BANGOR, Maine — City leaders have resumed interviews with marketing firms to study the sizing needs and financial scope of a new arena, and they hope to make a recommendation later this month.
City Manager Edward Barrett and members of the arena implementation committee met with one firm this week and will interview five more next week before selecting one to conduct a new study.
“There has been interest in moving things along, so I suspect that we will have a direction to go in soon,” Barrett said this week.
Plans for an arena to replace the 54-year-old Bangor Auditorium have been in the works for years but have stalled on multiple occasions.

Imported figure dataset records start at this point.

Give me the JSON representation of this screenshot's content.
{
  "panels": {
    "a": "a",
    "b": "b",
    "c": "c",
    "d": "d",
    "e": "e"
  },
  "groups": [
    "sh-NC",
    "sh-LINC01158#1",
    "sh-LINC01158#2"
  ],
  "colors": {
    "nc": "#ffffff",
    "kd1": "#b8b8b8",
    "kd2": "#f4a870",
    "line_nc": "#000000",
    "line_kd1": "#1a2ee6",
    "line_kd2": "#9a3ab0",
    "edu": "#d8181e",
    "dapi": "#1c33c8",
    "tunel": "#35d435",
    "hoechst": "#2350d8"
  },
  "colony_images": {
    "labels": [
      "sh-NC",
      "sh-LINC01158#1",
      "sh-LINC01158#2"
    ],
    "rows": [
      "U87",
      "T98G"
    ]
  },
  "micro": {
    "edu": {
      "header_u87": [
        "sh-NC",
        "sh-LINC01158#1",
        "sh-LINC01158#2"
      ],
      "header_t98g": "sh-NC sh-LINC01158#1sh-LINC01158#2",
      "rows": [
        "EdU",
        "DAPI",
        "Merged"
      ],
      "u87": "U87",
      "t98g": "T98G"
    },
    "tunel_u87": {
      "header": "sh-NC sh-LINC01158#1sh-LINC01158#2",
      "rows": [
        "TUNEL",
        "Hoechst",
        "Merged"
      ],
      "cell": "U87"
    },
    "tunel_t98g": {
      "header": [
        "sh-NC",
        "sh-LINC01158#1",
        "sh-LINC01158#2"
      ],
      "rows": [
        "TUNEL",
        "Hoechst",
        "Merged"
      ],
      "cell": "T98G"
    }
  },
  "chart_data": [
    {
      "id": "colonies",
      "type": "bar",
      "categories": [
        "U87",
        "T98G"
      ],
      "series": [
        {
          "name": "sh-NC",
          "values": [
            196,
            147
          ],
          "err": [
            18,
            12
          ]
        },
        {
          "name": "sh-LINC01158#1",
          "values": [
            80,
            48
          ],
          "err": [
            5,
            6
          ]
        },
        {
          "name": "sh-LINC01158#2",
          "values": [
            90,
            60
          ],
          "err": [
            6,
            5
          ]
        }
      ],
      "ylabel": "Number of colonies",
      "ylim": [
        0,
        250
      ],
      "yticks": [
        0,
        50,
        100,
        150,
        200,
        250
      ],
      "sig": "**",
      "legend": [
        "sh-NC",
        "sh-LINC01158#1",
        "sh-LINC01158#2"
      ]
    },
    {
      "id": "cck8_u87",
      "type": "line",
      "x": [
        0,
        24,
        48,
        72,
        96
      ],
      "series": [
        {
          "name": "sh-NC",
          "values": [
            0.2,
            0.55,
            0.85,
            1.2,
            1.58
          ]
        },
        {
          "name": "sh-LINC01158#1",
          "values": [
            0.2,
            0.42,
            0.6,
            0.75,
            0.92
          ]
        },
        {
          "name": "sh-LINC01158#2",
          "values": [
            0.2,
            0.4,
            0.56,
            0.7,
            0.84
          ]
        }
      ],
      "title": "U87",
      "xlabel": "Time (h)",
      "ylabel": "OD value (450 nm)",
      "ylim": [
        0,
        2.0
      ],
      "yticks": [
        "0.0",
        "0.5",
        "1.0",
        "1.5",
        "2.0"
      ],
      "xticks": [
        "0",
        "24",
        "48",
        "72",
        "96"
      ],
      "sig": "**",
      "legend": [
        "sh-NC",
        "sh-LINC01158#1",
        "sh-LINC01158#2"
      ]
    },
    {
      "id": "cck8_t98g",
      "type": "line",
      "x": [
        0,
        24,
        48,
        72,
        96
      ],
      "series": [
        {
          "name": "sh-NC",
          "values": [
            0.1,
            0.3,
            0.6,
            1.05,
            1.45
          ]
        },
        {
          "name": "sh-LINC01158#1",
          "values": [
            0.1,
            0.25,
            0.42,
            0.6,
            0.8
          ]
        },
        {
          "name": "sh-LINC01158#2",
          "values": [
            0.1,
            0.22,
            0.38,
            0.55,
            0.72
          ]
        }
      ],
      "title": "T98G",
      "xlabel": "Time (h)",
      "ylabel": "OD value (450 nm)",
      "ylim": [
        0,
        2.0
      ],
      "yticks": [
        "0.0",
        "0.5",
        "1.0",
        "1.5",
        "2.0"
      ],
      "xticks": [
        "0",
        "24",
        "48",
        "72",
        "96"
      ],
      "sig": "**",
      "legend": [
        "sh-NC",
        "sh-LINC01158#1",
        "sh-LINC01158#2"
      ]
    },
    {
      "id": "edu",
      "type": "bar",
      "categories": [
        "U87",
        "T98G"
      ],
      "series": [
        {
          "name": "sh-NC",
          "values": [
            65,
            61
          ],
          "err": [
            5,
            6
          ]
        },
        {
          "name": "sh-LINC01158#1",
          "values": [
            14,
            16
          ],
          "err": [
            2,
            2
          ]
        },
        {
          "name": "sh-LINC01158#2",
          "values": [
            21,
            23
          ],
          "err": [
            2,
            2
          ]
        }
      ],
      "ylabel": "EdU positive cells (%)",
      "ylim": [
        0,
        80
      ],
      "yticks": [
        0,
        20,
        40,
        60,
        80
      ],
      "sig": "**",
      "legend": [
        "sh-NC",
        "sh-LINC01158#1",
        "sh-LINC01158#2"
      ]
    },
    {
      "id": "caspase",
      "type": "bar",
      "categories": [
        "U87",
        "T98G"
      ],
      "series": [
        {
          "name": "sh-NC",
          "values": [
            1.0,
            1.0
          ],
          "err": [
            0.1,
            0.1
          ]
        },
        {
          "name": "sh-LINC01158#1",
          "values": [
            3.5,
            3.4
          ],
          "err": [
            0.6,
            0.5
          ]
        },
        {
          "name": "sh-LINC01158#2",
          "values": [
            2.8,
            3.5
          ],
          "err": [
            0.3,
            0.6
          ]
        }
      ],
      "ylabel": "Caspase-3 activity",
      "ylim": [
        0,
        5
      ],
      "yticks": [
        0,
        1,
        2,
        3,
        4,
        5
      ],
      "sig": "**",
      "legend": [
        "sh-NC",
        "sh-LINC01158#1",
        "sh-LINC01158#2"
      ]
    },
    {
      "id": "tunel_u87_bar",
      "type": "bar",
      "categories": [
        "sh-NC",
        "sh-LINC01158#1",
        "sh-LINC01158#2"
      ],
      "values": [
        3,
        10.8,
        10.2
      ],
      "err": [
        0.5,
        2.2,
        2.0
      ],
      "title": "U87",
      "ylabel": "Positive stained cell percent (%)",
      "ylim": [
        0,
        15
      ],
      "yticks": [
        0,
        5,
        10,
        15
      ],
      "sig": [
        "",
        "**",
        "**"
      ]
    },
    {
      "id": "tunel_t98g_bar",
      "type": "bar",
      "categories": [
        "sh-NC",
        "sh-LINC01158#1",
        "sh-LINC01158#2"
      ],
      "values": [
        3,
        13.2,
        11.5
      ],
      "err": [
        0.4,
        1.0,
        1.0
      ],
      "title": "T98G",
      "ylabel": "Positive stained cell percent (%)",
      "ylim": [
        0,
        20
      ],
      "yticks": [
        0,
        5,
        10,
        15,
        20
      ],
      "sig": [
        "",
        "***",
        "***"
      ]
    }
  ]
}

Plans suffered a minor hiccup in February when councilors voted to delay a new study in light of poor economic trends.
They later reversed that decision and agreed to spend up to $75,000 for a new market study, narrowing the goals to identifying a size that best fits the Bangor market, estimating what it would cost and creating alternatives from there.
More specifically, the city hopes to have these questions answered:
ä What is the maximum capital investment the city can make with reasonable assurance that future debt service will be covered by nonproperty tax revenues?
ä What percentage of the market can be served by facilities of various sizes?
ä What size operating subsidy will such facilities require?
ä Is renovating and expanding the existing facilities a feasible option or can new facilities be phased in over time in a way to meet market demand within the city’s fiscal capabilities?
Furthermore, the market study will look at a historical analysis based on the existing auditorium, socioeconomic and demographic data, competing facilities and the feasibility of including retail and-or commercial space.
“Everyone is agreed that we’re not going to build a $100 million facility,” said Councilor Susan Hawes, who also chairs the arena implementation committee. “But we need to know what we can afford and whether we should phase the project, those kinds of things.”
Once a firm is selected, the market study would be completed within a few months, at which point city leaders will have an even bigger decision to make.
City Council Chairman Gerry Palmer, speaking this week at a joint meeting of the Bangor and Brewer city councils, said he’s pleased with the progress.
“We’re at a critical crossroads,” he said. “[Plans] have to be right and they have to be reasonable.”
Palmer also called Hollywood Slots a “miracle,” for providing the steady revenue stream to fund a new arena. So far, the city has nearly $5 million in the bank from the gambling facility that sits across Main Street from the proposed site of a new arena.
Hawes also said the city is absolutely committed to ensuring that any new facility would not be funded on the backs of taxpayers.